Na prática industrial tradicional, os problemas registrados hoje geralmente chegam ao supervisor amanhã, ao gerente no dia seguinte e no momento em que um fornecedor é informado, é provável que o material já tenha sido entregue ao cliente. Até pior, às vezes estes problemas ficam completamente perdidos na trilha de papéis, o que aumenta as chances de uma complicação maior. Da mesma forma para fornecedores de máquinas, um problema relacionado ao desempenho de uma máquina em particular pode ser relatado diretamente ao departamento de manutenção se o CEP residir na plataforma de dados, ou melhor ainda, diretamente ao fabricante da máquina.

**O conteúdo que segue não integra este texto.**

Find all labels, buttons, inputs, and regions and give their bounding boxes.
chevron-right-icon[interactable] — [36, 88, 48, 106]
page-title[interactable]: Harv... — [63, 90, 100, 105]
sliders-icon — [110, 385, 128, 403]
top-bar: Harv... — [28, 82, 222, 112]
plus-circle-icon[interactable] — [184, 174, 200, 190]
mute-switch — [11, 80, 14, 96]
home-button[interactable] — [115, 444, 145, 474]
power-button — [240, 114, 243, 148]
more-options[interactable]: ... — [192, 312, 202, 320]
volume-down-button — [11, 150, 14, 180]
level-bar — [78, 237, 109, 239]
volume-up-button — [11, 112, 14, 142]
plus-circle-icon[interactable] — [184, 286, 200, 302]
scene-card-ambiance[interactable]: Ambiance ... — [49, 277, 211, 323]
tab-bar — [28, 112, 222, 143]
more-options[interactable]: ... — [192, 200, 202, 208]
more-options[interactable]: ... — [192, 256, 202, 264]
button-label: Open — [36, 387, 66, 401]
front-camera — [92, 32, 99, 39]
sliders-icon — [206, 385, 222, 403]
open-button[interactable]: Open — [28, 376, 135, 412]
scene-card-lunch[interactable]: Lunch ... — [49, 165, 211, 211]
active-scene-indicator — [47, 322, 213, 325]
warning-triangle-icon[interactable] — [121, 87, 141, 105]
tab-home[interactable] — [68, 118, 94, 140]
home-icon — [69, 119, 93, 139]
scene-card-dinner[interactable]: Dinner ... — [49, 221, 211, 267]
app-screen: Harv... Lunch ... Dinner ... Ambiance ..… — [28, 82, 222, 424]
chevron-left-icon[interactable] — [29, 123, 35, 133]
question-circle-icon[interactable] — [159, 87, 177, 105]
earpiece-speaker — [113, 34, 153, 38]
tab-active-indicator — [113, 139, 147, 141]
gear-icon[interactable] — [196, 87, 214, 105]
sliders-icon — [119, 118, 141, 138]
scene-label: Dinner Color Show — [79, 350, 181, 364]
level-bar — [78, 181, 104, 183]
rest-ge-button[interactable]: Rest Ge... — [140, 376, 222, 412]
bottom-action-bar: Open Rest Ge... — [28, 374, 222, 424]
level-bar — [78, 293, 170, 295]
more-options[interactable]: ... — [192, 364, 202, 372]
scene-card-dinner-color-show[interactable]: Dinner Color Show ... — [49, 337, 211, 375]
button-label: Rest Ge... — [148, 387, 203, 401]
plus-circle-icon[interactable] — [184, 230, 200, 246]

É difícil traduzir em um número exato ou percentual sobre a melhoria que um Controle Estatístico de Processo e a plataforma de dados integrados podem gerar, pois a melhoria real dependerá do próprio processo e da capacidade das soluções. Entretanto, uma coisa pode ser dita com certeza é que com uma plataforma de dados moderna baseado na web, conectado a outras soluções corporativas e tendo um CEP embutido, o processo e a qualidade do produto irão melhorar mais rápido, perdas e defeitos irão reduzir, conformidade de qualidade e satisfação do cliente serão incomparáveis, os fornecedores de equipamentos/matérias-primas fornecerão melhores serviços e a lucratividade geral aumentará.

Uma aplicação de Controle Estatístico de Processo deveria ser uma parte inseparável de qualquer plataforma de dados industriais, pois é isso que torna o aplicativo “inteligente”. Para fabricantes que buscam se tornar mais produtivos, mais ágeis e mais colaborativos, ter um Controle Estatístico de Processo autônomo ou uma plataforma sem Controle Estatístico de Processo é apenas metade do trabalho realizado.